Hackers demand $1M XRP ransom or they’ll reveal bank customer details
Everything seems to have gone exactly as planned – for everyone except the affected customers.
Russian-based hackers have managed to grab a treasure trove in the form of the bank details of 90,000 customers. The hackers are demanding $1 million worth of Ripple XRP in ransom or they will release the information, CBC reports. According to an email from the hackers, the accessed information includes customer names, account numbers, passwords, security questions and answers, account balances and social security numbers.
The information was taken from the Simplii and Bank of Montreal (BMO) banks. The hackers also took pains to emphasise that they probably actually have the information and aren't just another scammer fishing for a quick buck.
They did this by explaining how they broke in.
The gist, according to the email, was that they managed to get customer account numbers with a common algorithm designed to quickly validate short numerical sequences like credit card numbers. This was supposedly all they needed to pose as the customers who forgot their passwords, and then reset the customer security questions and answers. Now they had the customer numbers and passwords, which let them log in as those customers and get all the other details.

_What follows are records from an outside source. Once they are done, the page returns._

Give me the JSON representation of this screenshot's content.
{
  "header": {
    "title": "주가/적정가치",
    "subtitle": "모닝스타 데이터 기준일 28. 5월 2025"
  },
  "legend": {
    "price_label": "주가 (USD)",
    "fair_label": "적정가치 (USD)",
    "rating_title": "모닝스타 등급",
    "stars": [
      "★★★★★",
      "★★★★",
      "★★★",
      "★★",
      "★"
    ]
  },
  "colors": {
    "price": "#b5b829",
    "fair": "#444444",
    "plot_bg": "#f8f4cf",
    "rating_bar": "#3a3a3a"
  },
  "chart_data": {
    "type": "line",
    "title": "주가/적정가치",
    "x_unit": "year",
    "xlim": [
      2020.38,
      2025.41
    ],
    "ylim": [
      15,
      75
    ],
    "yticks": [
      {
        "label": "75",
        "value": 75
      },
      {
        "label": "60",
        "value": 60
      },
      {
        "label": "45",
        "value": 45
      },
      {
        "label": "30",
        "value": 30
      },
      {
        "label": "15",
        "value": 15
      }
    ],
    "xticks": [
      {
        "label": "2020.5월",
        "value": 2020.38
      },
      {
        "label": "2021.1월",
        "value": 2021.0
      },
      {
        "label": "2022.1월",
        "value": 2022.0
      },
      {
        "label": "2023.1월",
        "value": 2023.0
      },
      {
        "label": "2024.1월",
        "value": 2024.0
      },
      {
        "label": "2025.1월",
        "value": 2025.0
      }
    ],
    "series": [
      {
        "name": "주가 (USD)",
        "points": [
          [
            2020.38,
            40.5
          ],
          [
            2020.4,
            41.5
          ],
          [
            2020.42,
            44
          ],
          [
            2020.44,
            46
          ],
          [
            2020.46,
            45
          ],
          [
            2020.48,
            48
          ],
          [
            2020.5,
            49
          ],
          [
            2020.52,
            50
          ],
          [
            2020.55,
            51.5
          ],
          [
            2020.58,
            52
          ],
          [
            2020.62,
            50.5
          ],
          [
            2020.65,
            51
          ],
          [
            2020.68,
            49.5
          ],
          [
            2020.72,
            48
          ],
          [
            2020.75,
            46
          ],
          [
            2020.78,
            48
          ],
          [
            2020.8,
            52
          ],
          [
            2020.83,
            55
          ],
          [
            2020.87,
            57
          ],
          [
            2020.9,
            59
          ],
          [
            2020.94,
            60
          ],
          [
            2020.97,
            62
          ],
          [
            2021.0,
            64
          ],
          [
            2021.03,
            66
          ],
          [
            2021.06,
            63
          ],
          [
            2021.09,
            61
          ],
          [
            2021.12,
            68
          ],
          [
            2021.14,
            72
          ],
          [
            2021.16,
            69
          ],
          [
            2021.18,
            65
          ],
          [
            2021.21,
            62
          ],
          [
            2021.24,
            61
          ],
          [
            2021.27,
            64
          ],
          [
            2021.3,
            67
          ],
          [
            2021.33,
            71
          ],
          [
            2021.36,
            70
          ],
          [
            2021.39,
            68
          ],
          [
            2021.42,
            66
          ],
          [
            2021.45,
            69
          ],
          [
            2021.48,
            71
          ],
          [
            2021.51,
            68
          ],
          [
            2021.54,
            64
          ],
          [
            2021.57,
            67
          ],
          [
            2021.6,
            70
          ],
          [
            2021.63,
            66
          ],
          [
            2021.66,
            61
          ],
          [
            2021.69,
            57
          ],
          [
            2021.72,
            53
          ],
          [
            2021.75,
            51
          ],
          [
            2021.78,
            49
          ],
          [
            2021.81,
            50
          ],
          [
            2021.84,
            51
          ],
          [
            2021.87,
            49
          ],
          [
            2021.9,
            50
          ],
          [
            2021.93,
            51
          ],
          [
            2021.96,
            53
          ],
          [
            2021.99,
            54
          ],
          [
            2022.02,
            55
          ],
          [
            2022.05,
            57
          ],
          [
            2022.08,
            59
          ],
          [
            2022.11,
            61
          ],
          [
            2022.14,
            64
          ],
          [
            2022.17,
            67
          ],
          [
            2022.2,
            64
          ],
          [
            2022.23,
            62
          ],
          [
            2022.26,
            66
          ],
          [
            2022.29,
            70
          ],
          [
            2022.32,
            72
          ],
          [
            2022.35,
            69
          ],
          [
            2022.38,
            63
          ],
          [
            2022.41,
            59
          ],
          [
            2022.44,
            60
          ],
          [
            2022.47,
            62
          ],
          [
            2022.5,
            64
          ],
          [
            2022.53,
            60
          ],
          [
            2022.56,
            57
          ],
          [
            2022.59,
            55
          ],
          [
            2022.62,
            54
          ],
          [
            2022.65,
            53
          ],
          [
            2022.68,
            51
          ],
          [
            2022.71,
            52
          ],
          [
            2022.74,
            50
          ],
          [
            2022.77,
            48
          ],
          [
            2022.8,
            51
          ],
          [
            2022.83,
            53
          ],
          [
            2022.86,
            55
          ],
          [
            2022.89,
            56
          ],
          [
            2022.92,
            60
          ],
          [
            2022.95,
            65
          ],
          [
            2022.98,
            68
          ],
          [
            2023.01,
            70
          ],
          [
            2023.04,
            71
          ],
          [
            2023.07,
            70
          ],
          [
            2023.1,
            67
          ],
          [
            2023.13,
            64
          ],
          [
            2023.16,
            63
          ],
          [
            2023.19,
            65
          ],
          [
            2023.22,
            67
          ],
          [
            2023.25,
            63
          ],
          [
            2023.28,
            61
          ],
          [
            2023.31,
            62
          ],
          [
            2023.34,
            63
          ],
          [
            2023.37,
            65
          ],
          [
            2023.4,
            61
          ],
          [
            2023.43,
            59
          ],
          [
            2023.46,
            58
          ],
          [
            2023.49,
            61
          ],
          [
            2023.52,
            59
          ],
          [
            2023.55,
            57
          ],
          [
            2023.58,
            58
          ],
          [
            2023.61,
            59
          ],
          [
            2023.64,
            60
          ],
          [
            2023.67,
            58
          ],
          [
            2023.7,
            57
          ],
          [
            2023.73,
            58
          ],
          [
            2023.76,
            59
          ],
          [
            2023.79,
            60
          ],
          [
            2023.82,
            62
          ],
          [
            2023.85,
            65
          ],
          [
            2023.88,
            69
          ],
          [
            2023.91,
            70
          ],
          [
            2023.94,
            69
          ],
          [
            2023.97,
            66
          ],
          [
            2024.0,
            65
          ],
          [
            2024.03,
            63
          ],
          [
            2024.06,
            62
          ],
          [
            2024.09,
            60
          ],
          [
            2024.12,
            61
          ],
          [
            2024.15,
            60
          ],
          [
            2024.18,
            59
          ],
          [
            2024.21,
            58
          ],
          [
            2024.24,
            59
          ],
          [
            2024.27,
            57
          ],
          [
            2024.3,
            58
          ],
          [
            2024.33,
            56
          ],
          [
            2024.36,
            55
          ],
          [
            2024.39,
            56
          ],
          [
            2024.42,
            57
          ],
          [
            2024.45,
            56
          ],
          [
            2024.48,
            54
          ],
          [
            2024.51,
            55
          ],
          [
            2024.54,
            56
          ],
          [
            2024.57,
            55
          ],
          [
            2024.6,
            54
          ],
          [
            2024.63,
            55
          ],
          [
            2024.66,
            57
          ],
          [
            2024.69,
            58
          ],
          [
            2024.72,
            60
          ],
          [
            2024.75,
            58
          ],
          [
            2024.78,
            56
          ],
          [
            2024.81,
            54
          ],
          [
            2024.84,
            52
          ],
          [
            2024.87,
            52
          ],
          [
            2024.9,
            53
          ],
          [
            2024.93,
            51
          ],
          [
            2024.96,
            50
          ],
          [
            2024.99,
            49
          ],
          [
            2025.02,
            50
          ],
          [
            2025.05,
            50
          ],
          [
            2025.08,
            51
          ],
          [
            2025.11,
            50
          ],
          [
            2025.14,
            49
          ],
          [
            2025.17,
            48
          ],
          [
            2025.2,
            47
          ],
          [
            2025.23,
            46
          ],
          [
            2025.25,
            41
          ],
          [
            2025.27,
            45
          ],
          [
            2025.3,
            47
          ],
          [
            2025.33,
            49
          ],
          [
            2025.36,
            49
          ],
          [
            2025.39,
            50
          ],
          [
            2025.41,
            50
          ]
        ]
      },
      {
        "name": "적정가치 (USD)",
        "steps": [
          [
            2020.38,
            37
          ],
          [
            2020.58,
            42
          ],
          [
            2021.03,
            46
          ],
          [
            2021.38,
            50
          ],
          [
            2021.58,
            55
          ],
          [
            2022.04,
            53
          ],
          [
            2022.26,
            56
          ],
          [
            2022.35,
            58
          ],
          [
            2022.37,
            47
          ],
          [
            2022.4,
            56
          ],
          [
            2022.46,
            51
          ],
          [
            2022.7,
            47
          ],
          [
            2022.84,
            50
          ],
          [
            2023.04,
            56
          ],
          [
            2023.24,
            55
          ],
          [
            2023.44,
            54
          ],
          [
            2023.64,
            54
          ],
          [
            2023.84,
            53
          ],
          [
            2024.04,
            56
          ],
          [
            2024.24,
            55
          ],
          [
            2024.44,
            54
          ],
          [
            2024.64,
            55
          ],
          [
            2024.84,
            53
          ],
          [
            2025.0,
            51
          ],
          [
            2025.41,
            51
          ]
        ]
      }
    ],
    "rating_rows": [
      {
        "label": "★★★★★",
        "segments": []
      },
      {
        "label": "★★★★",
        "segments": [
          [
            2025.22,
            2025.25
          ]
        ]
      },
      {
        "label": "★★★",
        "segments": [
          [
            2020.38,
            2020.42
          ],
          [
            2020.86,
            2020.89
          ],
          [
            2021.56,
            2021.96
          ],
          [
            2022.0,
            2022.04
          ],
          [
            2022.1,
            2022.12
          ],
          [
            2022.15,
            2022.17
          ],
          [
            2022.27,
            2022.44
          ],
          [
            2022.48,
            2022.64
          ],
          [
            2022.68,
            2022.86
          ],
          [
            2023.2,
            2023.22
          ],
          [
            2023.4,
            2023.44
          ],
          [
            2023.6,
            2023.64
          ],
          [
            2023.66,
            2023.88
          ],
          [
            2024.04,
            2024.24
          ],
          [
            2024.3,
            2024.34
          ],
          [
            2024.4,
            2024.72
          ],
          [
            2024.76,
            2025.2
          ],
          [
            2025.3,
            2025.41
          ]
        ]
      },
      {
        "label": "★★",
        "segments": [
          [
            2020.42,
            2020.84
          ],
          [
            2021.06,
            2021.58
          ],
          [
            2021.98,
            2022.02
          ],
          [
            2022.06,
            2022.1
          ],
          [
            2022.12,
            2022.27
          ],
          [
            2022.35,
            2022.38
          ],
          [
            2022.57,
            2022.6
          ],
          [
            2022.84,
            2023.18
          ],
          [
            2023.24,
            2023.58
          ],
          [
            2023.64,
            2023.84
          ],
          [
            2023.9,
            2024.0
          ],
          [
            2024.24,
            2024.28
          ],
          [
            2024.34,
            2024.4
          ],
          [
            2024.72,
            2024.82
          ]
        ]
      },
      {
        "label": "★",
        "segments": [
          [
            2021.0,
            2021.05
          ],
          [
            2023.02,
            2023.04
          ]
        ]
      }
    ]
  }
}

The bank "was not checking if a password was valid until the security question were input correctly," the email said. "They were giving too much permission to half-authenticated account which enabled us to grab all these information."
To back up the point, the email shared identifying information about a customer from each bank.
"We warned BMO and Simplii that we would share their customers informations if they don't cooperate," it said. "These ... profile will be leaked on fraud forum and fraud community as well as the 90,000 left if we don't get the payment before May 28 2018 11:59PM."
That deadline has now passed, and it's not clear whether the ransom was paid.
It probably wasn't though. When CBC contacted the banks for a statement, BMO said its policy was "not to make payment to fraudsters" and instead remain "focused on protecting and helping our customers."
"We are continuing to work with cybersecurity experts, law enforcement and others to protect our Simplii clients' data and interests," the other bank said.
Assuming the hackers were telling the truth and that the ransom wasn't paid, 90,000 bank customers probably just had a lot of sensitive personal data sold on the darker corners of the Internet. The banks have reportedly notified affected customers.
"It's concerning," one affected customer said. "I'm not sure in this day and age what I can do to get control of that data again. Some of those things you can't change about yourself so I'm sure it's going to exist out there for as long as someone wants to look for it."
The dubious upshot might be that there's a good chance it was already out there. Millions of people get their data stolen all the time, mostly because there's no real way of securing it yet.
Banks and many other companies are well aware of this risk and have their own procedures for handling it. That procedure is typically to wait until an attacker gets in then reactively plug whatever hole the attacker used. These attackers were at least kind enough to explain exactly how they managed to get in.
Disclosure: At the time of writing, the author holds ETH, IOTA, ICX, VEN, XLM, BTC and NANO.